By and large, the EU efforts to create the European common bond market, China's financial openness and the growing US twin deficit are bearish factors for the USD index. The greenback must have been growing too fast in March, and investors realize this fact in April. A case in point is the decline in the Treasury yields and the lower chance of the federal funds rate hike in response to the robust US PMI and employment data.

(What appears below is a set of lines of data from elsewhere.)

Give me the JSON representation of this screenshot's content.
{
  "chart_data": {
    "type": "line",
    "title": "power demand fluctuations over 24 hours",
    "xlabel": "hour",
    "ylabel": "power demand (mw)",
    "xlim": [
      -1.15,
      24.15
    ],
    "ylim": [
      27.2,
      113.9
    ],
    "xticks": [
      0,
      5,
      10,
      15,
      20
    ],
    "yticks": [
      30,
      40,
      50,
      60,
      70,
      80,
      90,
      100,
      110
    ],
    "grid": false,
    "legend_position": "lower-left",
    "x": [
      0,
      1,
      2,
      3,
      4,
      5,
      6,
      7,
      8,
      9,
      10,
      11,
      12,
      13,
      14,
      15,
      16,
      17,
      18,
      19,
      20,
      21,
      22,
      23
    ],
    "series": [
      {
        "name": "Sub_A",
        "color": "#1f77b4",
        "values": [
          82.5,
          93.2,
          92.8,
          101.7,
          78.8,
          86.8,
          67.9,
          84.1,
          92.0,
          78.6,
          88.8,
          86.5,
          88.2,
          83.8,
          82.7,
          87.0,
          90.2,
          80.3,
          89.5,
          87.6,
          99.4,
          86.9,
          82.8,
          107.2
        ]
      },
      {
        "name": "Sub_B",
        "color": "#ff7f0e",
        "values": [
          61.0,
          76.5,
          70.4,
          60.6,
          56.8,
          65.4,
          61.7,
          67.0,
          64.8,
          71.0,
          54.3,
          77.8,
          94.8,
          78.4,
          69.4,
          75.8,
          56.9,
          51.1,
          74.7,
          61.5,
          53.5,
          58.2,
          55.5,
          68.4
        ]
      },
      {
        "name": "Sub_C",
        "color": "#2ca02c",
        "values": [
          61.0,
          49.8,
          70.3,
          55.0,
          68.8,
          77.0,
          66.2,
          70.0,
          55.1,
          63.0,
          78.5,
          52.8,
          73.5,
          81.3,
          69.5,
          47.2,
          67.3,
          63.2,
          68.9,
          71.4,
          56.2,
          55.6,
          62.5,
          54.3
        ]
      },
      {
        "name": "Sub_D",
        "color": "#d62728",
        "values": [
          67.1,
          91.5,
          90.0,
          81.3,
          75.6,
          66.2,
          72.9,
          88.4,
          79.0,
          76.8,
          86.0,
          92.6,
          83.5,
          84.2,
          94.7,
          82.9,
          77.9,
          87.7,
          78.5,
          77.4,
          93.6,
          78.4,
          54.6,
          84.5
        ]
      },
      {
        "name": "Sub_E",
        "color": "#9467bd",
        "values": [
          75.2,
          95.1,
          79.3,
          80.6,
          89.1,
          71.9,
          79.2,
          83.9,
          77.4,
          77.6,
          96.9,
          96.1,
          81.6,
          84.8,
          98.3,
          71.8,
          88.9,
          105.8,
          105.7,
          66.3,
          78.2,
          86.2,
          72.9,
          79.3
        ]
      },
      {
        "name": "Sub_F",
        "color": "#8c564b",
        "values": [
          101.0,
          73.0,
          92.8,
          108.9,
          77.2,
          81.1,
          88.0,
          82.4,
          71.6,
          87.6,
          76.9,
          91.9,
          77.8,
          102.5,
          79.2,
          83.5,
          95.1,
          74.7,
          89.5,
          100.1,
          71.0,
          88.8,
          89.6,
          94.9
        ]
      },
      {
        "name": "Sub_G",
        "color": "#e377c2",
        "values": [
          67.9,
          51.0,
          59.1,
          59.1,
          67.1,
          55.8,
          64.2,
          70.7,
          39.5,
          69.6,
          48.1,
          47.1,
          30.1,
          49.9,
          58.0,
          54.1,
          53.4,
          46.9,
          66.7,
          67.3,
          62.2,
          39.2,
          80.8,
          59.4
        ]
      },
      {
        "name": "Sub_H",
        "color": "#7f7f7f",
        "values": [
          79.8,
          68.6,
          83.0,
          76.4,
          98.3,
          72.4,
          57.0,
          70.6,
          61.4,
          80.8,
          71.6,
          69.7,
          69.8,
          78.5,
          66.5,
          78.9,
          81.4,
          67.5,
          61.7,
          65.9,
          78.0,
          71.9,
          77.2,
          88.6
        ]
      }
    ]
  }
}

Market expectations for the Fed rate hike
Source: Bloomberg
Currently, the derivatives market is betting on a Fed rate hike in late 2022, and a further 75-bps increase by early 2024. Nevertheless, the Fed members express the willingness to allow the US economy to overheat. The Fed does not try to clamp down on the growth of US bond yields, as it considers it to be fundamentally justified. As long as financial conditions, according to Oxford Economics, are close to 20-year lows, the central bank won’t take active steps.
Monthly EURUSD trading plan
I believe there appear reasons for the EURUSD rally start which will resume the euro uptrend. This fact suggests the trading strategy of buying the euro-dollar on the corrections. On the other hand, the euro-area economic situation will hardly improve soon. Therefore, the euro tendency to consolidate in the range of $1.17-$1.195 makes it profitable to sell the EURUSD on the price growth to the upper border of the range.